Il 29 novembre si è fatto il pieno al centro congressi Frentani per la presentazione del sesto rapporto dell’osservatorio Placido Rizzotto a iniziativa di Flai Cgil. Non di meno le persone collegare in via telematica. Il volume sarà a disposizione più avanti.
Viene distribuito un giornalino della Flai (in Flai n. 2 del novembre 2022) con uno scritto del segretario generale Giovanni Minnini. Davvero rilevante la conoscenza del fenomeno che scaturisce dai varii lavori con anche l’evidenza di una novità: non è più un fenomeno solo meridionale.
Minnini denuncia: “A distanza di oltre sei anni dalla sua introduzione la legge 199/2016 non ha trovato concreta applicazione, soprattutto per quanto riguarda la rimozione delle condizioni di sfruttamento; in particolare la parte dedicata all’accoglienza è rimasta inapplicata, così come quella relativa al trasporto dei lavoratori, ancora in larga parte in mano ai caporali.” Anche l’idea di una “Rete del Lavoro Agricolo di Qualità” ha la strada ancora in salita “visto che ci sono solo 32 Sezioni territoriali nelle oltre cento province italiane, e appena 6.113 imprese agricole, su circa 200mila, sono iscritte alla Rete.”
Quindi permane l’evidenza secondo la quale la repressione è uno strumento necessario, ma largamente insufficiente a sconfiggere il fenomeno. Se i caporali seguitano a svolgere un lavoro necessario saranno loro ad averla vinta salvo qualche arresto, processi e incarcerazioni. Ciò che davvero potrebbe avere efficacia è il sostituirli nell’organizzare l’incontro domanda-offerta e nel trasporto. Ovvio che un ruolo decisivo spetta alle strutture pubbliche, ma davvero la bilateralità, di questi tempi ampliamente osannata come medicina per tutti i mali, non può entrare nella partita ridando ruolo alle stesse organizzazioni sindacali che ne sono promotrici con ruoli decisivi nella gestione? E la stessa cosa non può avvenire per il trasporto?

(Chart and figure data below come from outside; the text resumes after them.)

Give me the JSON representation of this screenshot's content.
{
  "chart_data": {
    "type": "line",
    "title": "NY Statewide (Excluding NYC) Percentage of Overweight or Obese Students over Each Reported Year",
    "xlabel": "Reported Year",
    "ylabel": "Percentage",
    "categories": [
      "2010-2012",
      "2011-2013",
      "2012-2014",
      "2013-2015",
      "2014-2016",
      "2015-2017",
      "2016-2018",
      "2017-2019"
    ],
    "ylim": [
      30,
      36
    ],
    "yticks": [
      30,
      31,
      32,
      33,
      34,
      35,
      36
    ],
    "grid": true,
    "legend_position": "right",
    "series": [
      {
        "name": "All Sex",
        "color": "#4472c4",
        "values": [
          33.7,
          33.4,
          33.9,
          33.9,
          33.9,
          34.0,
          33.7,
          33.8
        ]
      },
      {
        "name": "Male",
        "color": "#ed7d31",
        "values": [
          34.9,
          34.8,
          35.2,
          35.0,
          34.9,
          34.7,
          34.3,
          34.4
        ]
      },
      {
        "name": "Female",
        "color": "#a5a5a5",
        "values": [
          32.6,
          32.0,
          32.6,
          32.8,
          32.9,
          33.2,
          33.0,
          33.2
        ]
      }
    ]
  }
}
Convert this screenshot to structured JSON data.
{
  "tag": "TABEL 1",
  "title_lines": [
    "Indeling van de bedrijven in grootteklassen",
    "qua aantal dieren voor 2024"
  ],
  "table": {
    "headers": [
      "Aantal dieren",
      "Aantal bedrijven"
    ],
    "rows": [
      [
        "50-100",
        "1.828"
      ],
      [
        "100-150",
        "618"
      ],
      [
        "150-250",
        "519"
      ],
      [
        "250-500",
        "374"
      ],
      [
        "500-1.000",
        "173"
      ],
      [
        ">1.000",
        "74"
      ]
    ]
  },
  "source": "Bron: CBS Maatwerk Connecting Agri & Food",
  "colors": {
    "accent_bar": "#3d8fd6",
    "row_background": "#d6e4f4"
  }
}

Analogamente si potrebbe operare nella organizzazione di una accoglienza perlomeno civile dal punto di vista abitativo. Pare che siamo a peggio della condizione che avevano i nostri migranti in Belgio e Germania nell’immediato dopoguerra, cioè nelle baracche degli ex campi di concentramento. Ma qui potrebbe sorreggerci l’esperienza. Mia madre che ha fatto la mondina diceva di alloggi fatti di camerate con cessi comuni, una colazione e due pasti. Sempre riso, ma si mangiava. Quindi una remunerazione fatta di salario, un sacchetto di riso da portare a casa, l’alloggio e tre pasti. Del resto un misto di soldi, alloggio e altro vale tutt’ora per i salariati fissi addetti al bestiame. Non sarebbe plausibile che una parte del salario contrattuale dei braccianti stagionali fosse destinata a finanziare alloggi e trasporti mettendo insieme risorse da lavoratori e imprese con il concorso di Comuni e Regioni che potrebbero assumere l’iniziativa insieme a sindacati, imprese associate e bilateralità?
Questi luoghi potrebbero diventare sedi o recapiti delle stesse strutture di collocamento, bilateralità, patronati e gli stessi sindacati?
Sento dire di qualche esperienza in Piemonte anche ricorrendo ad edifici non utilizzati. Sarebbe la prova che si può fare.
Mi rendo ben conto che non si deve insegnare ai gatti ad arrampicarsi e che sindacati con cento anni di storia le hanno provate tutte, ma se la legge contro il caporalato non funziona sarà bene inventare qualcos’altro.
Sul tema immigrazione sono recenti interventi di due persone che ci hanno messo le mani (una anche scottandosi politicamente). Si tratta di Marco Impagliazzo, Presidente della Comunità di Sant’Egidio (Corriere della Sera del 5 dicembre) e Marco Minniti intervistato su La Repubblica del 23 novembre. Meglio ragionare anche di ciò che viene da tali esperienze.